What economists describe as a simultaneous global economic slowdown is certainly happening, and is a drag on oil prices. That is one reason why the Dubai Financial Market has given up almost all its recent rally and is back to seven-year low territory.
Forward thinking
For while there has definitely been a real economic recovery in the UAE, as HSBC senior economist Liz Martins told ArabianMoney in a video interview (click here), this is an assessment of what has happened rather than what is to come. Stock markets try to guess the future, though the DFM did a very poor job of forecasting the current recovery in the UAE.
However, oil is the root of all economics in the Gulf States.

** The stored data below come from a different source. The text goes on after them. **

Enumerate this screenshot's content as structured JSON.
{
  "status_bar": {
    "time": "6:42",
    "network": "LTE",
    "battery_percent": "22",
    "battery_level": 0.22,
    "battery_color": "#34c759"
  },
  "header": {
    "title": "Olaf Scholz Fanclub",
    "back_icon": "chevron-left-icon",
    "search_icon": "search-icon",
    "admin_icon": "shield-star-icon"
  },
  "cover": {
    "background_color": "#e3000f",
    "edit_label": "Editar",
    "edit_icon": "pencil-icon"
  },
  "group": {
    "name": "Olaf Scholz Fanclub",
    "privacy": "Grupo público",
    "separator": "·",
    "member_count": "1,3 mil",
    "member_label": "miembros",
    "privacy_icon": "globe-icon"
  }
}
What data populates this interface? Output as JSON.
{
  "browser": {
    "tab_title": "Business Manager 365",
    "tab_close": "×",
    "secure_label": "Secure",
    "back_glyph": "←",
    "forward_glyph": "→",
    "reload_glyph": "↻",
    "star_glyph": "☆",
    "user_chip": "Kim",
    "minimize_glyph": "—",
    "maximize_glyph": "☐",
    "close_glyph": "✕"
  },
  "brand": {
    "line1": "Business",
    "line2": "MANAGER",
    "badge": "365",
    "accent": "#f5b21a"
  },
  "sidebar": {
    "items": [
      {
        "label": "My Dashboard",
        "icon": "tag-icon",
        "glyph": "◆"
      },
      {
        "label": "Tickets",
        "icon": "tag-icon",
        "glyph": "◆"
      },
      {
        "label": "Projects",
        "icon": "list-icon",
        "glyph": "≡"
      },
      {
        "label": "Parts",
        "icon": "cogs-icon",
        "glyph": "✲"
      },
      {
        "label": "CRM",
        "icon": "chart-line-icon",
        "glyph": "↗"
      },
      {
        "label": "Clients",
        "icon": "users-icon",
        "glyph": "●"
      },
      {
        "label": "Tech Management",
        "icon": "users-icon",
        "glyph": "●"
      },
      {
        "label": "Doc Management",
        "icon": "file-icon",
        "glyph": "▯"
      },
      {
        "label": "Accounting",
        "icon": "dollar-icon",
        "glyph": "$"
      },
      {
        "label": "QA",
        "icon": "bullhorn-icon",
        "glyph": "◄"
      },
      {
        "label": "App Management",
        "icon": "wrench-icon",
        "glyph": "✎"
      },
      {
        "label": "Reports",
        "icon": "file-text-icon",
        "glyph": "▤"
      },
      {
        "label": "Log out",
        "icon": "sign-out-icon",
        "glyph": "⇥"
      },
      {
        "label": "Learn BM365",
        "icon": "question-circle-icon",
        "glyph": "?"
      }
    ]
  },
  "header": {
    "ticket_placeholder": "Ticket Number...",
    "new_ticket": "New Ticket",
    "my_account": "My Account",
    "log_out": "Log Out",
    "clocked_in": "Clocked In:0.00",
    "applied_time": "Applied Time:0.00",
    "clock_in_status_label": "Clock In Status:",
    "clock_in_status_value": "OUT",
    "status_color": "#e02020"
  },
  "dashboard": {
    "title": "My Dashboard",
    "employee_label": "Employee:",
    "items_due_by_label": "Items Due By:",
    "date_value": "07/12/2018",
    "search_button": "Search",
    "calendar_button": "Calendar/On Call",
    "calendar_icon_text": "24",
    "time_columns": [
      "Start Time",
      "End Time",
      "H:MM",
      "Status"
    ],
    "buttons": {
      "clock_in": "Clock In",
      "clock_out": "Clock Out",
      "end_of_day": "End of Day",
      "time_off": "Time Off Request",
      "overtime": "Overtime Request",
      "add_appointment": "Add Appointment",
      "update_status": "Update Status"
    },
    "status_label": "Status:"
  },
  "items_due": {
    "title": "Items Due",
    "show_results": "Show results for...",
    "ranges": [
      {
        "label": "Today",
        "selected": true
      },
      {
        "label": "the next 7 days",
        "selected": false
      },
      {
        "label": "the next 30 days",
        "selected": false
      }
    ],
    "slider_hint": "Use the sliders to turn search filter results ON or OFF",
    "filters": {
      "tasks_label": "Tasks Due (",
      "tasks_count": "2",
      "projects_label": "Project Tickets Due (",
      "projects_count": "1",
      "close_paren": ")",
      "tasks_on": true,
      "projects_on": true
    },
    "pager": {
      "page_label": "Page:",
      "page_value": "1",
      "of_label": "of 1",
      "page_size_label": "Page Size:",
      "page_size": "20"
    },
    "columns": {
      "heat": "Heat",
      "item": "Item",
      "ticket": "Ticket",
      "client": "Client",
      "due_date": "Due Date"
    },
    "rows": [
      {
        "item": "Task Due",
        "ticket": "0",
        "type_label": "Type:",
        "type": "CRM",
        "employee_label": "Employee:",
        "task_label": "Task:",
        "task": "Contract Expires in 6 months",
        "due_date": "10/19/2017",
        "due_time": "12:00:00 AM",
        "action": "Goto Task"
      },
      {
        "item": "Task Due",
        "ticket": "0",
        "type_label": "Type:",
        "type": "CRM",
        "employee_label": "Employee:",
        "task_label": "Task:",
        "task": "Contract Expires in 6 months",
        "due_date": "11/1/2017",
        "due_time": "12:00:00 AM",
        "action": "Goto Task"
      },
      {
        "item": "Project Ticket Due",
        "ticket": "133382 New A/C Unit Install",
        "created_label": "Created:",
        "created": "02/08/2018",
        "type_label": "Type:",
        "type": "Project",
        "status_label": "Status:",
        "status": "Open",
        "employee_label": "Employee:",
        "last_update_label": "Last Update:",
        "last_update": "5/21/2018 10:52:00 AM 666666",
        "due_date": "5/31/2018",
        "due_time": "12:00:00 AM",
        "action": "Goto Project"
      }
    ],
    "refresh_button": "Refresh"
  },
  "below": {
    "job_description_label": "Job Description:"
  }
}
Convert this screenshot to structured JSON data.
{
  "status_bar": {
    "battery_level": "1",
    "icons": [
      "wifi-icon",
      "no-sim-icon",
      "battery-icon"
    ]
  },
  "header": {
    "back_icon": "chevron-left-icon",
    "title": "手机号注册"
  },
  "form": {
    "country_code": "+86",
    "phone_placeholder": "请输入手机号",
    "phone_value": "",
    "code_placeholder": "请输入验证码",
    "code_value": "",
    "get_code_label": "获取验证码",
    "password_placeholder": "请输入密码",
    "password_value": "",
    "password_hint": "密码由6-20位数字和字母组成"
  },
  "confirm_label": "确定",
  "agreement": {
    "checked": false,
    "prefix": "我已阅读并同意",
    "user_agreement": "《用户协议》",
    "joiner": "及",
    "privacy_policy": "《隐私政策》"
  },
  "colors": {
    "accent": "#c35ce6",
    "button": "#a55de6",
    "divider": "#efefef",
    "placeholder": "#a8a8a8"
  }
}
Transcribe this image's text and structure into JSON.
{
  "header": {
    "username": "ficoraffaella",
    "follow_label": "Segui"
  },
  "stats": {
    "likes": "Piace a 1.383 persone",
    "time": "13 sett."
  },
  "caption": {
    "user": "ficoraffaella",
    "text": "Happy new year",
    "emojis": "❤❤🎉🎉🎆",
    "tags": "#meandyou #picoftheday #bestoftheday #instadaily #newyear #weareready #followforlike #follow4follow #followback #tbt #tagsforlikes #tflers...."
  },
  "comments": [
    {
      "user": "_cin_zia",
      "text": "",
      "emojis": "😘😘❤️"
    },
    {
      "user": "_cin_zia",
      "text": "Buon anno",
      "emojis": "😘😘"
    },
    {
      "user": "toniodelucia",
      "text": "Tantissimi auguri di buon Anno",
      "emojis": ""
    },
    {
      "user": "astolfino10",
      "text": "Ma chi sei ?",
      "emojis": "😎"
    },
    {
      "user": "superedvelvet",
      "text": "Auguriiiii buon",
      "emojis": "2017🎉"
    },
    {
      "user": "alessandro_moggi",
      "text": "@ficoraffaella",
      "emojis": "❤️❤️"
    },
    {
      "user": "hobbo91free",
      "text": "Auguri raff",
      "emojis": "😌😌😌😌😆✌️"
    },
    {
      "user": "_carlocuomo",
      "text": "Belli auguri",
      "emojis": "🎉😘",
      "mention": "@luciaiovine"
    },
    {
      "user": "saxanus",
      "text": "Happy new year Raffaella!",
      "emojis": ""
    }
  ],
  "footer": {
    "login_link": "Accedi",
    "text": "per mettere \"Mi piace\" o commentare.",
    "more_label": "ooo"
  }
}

The record oil revenues of last year gave the UAE a 3% current account surplus, and recapitalized the banking system. No need for any bailouts. The money printing of the rest of the world was enough to support oil prices at record levels in a global economic downturn and that benefited the oil producers.
Take away that cash flow and the future is not so rosy. The public spending by Saudi Arabia that has fuelled up demand in the region may be cut back, although the kingdom has never been averse to running a big deficit in the past and remains one of the world’s few good credits.
Arab Spring Part 2
Indeed, the motivation for such spending – principally a worry to keep populations happy in the wake of the Arab Spring – has not gone away. If anything it has intensified with the civil war in Syria and its contagion, and Egypt could have an Islamic Brotherhood President.
This could well be enough to keep the lights burning in the Gulf States long after they have dimmed elsewehere. It is not as though these regimes lack the reserves. There is the oil wealth in the ground and the huge sovereign wealth funds.
Spending to secure your own survival is a pretty powerful incentive at the best of times and can also be expected in the worst of times, and maybe that is where we are heading for the global economy over the next couple of years.